Des organisations indépendantes ont enregistré cinq agressions contre elle en 2024 et quatre au cours des premiers mois de 2025. Quelques jours avant de recevoir le prix, Acosta a publié une vidéo exposant publiquement un agent de la Sécurité de l'État qui la surveillait.

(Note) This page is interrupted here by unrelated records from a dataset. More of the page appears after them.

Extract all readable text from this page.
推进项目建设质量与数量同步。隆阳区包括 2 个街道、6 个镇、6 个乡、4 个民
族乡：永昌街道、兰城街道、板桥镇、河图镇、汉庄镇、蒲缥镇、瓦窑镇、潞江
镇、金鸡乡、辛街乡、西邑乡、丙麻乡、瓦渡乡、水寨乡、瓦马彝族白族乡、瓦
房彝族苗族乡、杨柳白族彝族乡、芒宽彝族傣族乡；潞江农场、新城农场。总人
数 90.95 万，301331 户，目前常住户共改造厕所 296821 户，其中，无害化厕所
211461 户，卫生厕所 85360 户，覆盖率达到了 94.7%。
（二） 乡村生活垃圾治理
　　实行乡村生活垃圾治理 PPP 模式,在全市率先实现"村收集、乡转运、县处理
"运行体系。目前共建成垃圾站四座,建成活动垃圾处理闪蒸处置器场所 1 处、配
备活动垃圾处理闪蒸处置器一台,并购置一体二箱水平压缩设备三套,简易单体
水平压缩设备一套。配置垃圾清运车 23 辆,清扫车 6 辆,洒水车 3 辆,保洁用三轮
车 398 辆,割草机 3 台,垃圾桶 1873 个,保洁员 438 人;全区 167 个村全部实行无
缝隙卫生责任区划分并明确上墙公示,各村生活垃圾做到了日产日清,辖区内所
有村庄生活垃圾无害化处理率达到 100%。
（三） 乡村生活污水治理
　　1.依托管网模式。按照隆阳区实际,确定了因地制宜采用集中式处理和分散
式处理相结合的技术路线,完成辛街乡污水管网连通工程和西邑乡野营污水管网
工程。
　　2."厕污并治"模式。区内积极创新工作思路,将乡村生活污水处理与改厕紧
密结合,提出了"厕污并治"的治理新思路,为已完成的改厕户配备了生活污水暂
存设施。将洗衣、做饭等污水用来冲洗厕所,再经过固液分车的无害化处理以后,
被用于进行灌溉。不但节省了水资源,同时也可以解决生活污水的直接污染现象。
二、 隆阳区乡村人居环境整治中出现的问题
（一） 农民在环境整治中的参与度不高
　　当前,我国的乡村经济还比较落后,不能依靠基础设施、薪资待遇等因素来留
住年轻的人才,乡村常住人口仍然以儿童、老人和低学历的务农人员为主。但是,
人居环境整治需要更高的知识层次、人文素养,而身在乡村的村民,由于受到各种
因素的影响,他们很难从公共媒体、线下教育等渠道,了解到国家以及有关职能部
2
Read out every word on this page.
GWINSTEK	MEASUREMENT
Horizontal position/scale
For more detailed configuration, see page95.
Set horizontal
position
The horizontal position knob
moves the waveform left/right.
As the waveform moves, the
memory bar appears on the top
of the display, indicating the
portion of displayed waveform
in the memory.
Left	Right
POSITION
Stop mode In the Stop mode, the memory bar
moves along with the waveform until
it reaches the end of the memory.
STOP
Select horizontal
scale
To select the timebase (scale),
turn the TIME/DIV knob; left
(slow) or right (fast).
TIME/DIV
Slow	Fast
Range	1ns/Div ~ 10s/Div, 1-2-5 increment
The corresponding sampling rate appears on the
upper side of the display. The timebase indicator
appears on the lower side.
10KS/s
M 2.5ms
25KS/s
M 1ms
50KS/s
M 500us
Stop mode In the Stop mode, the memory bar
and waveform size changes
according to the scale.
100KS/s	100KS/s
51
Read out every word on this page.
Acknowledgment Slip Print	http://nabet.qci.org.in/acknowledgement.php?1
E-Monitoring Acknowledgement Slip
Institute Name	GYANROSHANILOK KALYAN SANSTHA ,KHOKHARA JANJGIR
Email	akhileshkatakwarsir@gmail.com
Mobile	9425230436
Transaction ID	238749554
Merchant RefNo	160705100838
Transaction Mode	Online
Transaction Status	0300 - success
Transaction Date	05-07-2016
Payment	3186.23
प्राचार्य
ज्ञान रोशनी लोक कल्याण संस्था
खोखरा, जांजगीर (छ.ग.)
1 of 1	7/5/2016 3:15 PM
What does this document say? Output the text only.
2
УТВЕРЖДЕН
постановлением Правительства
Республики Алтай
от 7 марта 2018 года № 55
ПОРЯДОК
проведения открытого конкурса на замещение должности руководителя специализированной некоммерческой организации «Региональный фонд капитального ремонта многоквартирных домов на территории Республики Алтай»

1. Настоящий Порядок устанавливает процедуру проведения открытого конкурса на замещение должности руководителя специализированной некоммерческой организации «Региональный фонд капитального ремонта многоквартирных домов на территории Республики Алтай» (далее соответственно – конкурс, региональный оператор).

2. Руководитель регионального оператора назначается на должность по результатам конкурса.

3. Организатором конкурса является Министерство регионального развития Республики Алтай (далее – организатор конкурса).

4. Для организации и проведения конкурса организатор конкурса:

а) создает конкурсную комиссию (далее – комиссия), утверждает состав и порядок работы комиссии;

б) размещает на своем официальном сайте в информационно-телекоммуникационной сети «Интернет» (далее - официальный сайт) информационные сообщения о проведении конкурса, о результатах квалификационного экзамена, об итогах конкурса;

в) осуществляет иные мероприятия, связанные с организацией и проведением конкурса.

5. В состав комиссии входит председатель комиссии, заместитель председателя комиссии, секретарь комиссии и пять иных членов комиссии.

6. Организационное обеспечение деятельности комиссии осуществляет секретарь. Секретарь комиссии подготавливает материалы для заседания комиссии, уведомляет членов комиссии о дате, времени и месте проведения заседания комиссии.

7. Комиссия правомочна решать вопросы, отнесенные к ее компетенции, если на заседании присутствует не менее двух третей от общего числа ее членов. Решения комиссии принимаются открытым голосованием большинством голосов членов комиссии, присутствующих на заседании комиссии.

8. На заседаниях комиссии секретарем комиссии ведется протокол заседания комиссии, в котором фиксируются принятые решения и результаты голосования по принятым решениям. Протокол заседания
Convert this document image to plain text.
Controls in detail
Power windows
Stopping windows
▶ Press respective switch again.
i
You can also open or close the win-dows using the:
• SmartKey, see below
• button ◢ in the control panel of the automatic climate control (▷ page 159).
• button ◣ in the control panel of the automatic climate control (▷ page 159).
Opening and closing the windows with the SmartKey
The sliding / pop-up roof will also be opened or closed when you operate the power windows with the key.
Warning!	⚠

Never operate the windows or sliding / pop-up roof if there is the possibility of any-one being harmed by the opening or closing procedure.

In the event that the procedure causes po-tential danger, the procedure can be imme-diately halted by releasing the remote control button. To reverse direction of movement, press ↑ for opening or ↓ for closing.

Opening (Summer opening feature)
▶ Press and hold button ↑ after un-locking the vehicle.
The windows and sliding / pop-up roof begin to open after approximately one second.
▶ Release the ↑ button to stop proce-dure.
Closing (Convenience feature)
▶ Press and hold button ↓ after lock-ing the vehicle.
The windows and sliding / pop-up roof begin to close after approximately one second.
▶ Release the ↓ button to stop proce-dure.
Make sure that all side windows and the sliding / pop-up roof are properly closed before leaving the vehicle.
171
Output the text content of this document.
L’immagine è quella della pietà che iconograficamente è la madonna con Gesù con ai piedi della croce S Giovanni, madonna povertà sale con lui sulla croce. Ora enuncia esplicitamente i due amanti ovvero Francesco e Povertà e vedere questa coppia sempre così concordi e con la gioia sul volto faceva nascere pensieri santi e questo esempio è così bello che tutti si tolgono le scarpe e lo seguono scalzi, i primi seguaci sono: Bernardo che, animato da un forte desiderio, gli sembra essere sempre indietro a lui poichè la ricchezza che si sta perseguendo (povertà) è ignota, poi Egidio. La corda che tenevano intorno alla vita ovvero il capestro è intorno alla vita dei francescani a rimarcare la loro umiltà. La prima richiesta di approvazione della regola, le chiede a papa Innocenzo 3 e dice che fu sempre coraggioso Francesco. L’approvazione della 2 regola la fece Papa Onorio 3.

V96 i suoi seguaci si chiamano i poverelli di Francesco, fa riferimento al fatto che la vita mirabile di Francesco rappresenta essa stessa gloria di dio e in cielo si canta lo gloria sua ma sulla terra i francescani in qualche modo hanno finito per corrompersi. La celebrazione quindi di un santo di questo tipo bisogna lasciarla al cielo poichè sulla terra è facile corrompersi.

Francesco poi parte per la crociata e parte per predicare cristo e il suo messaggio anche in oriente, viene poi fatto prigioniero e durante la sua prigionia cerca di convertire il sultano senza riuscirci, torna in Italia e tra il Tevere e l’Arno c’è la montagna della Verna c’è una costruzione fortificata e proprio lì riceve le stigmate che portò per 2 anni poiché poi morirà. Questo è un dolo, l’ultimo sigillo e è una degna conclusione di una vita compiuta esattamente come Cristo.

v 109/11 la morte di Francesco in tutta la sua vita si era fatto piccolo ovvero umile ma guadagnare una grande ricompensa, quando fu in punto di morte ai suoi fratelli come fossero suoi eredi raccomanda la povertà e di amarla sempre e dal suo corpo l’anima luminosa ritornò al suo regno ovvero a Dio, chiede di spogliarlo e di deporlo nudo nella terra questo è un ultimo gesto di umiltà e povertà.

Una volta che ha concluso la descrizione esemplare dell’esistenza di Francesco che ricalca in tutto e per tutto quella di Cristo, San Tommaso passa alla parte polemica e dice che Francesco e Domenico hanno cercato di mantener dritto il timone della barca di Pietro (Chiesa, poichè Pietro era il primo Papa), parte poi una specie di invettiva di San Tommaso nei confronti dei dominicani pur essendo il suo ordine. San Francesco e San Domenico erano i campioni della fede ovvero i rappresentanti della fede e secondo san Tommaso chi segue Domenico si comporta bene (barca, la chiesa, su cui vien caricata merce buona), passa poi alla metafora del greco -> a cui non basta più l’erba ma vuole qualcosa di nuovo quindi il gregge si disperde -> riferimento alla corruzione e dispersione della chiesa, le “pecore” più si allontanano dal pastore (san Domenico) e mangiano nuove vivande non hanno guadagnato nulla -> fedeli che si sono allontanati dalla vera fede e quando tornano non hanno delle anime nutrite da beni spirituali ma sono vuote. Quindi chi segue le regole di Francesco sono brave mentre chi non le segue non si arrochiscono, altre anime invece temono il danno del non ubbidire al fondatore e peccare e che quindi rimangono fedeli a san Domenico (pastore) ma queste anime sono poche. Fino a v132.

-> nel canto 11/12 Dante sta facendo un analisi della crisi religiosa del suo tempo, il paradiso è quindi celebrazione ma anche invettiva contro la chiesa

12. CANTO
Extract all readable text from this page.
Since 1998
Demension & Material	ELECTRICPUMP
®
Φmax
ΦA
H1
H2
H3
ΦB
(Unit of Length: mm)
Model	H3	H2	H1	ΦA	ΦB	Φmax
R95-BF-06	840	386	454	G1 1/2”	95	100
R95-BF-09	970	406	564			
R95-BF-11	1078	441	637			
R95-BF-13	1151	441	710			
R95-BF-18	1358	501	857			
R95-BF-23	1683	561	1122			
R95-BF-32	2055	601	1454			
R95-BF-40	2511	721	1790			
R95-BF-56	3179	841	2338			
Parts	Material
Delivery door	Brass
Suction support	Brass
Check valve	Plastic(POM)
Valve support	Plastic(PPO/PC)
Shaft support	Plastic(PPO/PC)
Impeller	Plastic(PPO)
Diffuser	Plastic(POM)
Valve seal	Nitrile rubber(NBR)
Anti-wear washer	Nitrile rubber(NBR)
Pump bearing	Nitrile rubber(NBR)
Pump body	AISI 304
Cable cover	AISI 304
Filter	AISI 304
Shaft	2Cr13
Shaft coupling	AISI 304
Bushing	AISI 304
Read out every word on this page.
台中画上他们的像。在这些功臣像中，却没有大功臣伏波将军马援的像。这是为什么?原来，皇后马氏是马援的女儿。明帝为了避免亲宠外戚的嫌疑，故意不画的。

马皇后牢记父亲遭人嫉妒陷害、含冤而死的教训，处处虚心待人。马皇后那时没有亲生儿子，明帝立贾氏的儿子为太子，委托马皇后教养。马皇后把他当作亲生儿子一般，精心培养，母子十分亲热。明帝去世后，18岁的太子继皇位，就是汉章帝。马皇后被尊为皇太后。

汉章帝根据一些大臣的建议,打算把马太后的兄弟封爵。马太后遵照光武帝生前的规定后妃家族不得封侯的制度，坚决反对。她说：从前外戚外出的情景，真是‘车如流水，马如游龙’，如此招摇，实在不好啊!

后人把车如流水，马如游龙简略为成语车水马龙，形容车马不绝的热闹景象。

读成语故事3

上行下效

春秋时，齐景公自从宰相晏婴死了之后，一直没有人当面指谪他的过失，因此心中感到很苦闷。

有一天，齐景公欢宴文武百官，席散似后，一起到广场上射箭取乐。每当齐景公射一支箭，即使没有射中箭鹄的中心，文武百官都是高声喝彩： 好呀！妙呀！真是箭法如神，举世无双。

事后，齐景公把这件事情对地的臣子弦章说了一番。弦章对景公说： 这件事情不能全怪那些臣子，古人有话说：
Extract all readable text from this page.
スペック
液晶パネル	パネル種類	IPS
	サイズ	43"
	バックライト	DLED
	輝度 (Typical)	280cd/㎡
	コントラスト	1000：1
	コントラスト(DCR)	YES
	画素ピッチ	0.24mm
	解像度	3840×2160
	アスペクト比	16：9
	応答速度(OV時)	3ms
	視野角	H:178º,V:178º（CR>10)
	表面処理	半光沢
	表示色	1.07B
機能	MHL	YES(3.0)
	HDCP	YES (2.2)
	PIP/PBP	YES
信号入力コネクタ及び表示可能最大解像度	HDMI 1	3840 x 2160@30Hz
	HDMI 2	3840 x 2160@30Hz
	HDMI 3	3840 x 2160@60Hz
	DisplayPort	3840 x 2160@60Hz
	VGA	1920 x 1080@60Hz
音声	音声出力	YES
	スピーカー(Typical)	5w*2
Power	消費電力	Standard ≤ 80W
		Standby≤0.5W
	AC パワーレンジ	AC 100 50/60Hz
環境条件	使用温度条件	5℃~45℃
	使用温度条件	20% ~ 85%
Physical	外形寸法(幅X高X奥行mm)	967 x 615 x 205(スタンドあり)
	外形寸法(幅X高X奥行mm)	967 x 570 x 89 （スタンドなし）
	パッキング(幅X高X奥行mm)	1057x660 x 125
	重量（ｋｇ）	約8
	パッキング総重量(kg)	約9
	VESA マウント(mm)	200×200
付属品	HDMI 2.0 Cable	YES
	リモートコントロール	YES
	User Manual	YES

La journaliste elle-même a réagi à la récompense par une publication sur les réseaux sociaux dans laquelle elle a décrit son travail : « Faire du journalisme indépendant à Cuba ne signifie pas seulement affronter le harcèlement physique et psychologique de la dictature, c'est aussi un acte de résistance et de survie. »
Le concours rend hommage à Manuel Márquez Sterling, l'un des principaux intellectuels et diplomates cubains de la République, dont le petit-fils et académicien Manuel Márquez Sterling Jr. est décédé en 2022.
Acosta a annoncé que le livre sera bientôt disponible sur Amazon et a conclu son message par une réflexion sur la valeur historique de son travail : « Lorsque l'histoire récente de Cuba sera écrite, il sera obligatoire de se référer aux reportages de la presse indépendante ».